Suppose we load another dataset:


a = LOAD 'hdfs://localhost:9000/user/hadoop/election/health.csv'  USING PigStorage(',') As (procedure, provider, name, address, city, state, zipcode, stateName, discharges, aveCharges, avePayments, aveMedicarePayments);

That took that comma-delimited file and made this simple tuple structure.


describe a
a: {procedure: bytearray,provider: bytearray,name: bytearray,address: bytearray,city: bytearray,state: bytearray,zipcode: bytearray,stateName: bytearray,discharges:
bytearray,aveCharges: bytearray,avePayments: bytearray,aveMedicarePayments: bytearray}

Notice also that it made each field of type bytearray, which is the default if you do not define that explicitly.

Now we run a function.  We run the STRSPLIT function which generates two values.  Here we tell it to split the field aveCharges field by the “$” sign (hex 24).  That field is a string for currency $99999.  We cannot do math with that.  So we split off the $ sign.  STRSPLIT returns a tuple with a field on the left and one on the right.  In this case the field on the left is empty since the $ sign is the first character.  And the field on the right is the numeric part of the string.


b = FOREACH a GENERATE (procedure),  STRSPLIT(aveCharges, '\\u0024');

Now we have a tuple of a tuples, which is called a bag, plus the field procedure.


dump b
((948 - SIGNS & SYMPTOMS W/O MCC,$34774.21),(,34774.21))
So we flatten the second tuple:

c = FOREACH b GENERATE procedure, FLATTEN($1);
Generating this tuple of elements, to make it easier to work with.

(948 - SIGNS & SYMPTOMS W/O MCC,,15042.00)

Filter

Going back to our original dataset:


(Dallas,Sam,30000)
(Dallas,Fred,40000)
(Dallas,Jane,20000)
(Houston,Jim,75000)
(Houston,Bob,65000)
New York,Earl,40000)

We select only employees who have sold more that $40,000.
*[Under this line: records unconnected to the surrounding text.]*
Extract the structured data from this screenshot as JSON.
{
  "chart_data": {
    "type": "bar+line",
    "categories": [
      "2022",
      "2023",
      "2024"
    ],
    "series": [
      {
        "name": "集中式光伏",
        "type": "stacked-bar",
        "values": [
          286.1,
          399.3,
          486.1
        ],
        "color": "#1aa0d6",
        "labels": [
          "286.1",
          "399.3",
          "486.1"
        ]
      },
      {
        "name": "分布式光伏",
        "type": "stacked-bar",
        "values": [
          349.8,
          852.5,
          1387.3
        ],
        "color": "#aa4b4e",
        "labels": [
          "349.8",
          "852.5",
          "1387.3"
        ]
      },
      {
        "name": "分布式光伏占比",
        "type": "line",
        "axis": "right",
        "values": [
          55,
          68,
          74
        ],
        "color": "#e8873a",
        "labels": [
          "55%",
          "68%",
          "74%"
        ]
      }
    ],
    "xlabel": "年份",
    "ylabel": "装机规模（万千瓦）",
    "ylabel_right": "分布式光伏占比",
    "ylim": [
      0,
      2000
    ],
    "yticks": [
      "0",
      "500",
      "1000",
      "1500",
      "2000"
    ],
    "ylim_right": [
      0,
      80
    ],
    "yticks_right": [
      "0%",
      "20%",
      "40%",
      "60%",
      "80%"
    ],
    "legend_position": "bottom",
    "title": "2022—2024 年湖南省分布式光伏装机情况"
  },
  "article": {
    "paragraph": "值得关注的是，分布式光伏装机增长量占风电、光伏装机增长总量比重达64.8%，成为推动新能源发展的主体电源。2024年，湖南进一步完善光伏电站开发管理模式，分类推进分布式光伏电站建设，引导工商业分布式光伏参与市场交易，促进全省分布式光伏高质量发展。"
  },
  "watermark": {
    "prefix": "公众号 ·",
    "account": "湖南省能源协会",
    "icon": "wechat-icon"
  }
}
x = filter a by sales > 40000

Yields:


(Houston,Jim,75000)
(Houston,Bob,65000)

Join and other set operations

There is no intersection operation in Pig, but there is join.  Also there is union, cogroup, cross, union, and a few others.  Here, for example, is how join works. Suppose we have a list of students and what class they are taking and then a list of classes and what each costs.


students = LOAD '/root/Downloads/people.txt' USING PigStorage(',') AS (name,class);

(John,German)
(Jane,German)
(Bob,French)


class = LOAD '/root/Downloads/class.txt' USING PigStorage(',') AS (class,fee);


(German,$100)
(French,$200)

Then join them by some element that is common to both tuples.

tuition = join students by class, class by class;

(Bob,French,French,$200)
(Jane,German,German,$100)
(John,German,German,$100)

That shows the class and the cost all in one structure.

Data types

Pig has a small set of data types. For example, it does not have a date data type.  Instead we have float, boolean, double, bag, map, string, int, and a few more.  Often it is necessary to cast a data type, like this: (int) x, or define its type, like this: x:int.

Save relations

If you shut down the Pig shell (You use quit or [-control-][-c-] to do that.) you loose your datasets. But it saves the history so that you can recreate your work. To save your results permanently use:


store x into 'someName

The log shown on the screen will say something lie:


Successfully stored 2 records in: "file:///root/Downloads/someName"

Which you can view like this:


cat output

Houston    Jim    75000
Houston    Bob    65000

Which when we load back into Pig is a tuple again:


(Houston,Jim,75000)
(Houston,Bob,65000)

So Pig is a great tool for doing ETL (extract, transfer, load) operations on Hadoop data. Pig programs are much shorter than Java code.  And its basic principles are not complicated to learn.  Simplicity, in fact, is what Yahoo was looking for when they created the language for their own in-house use.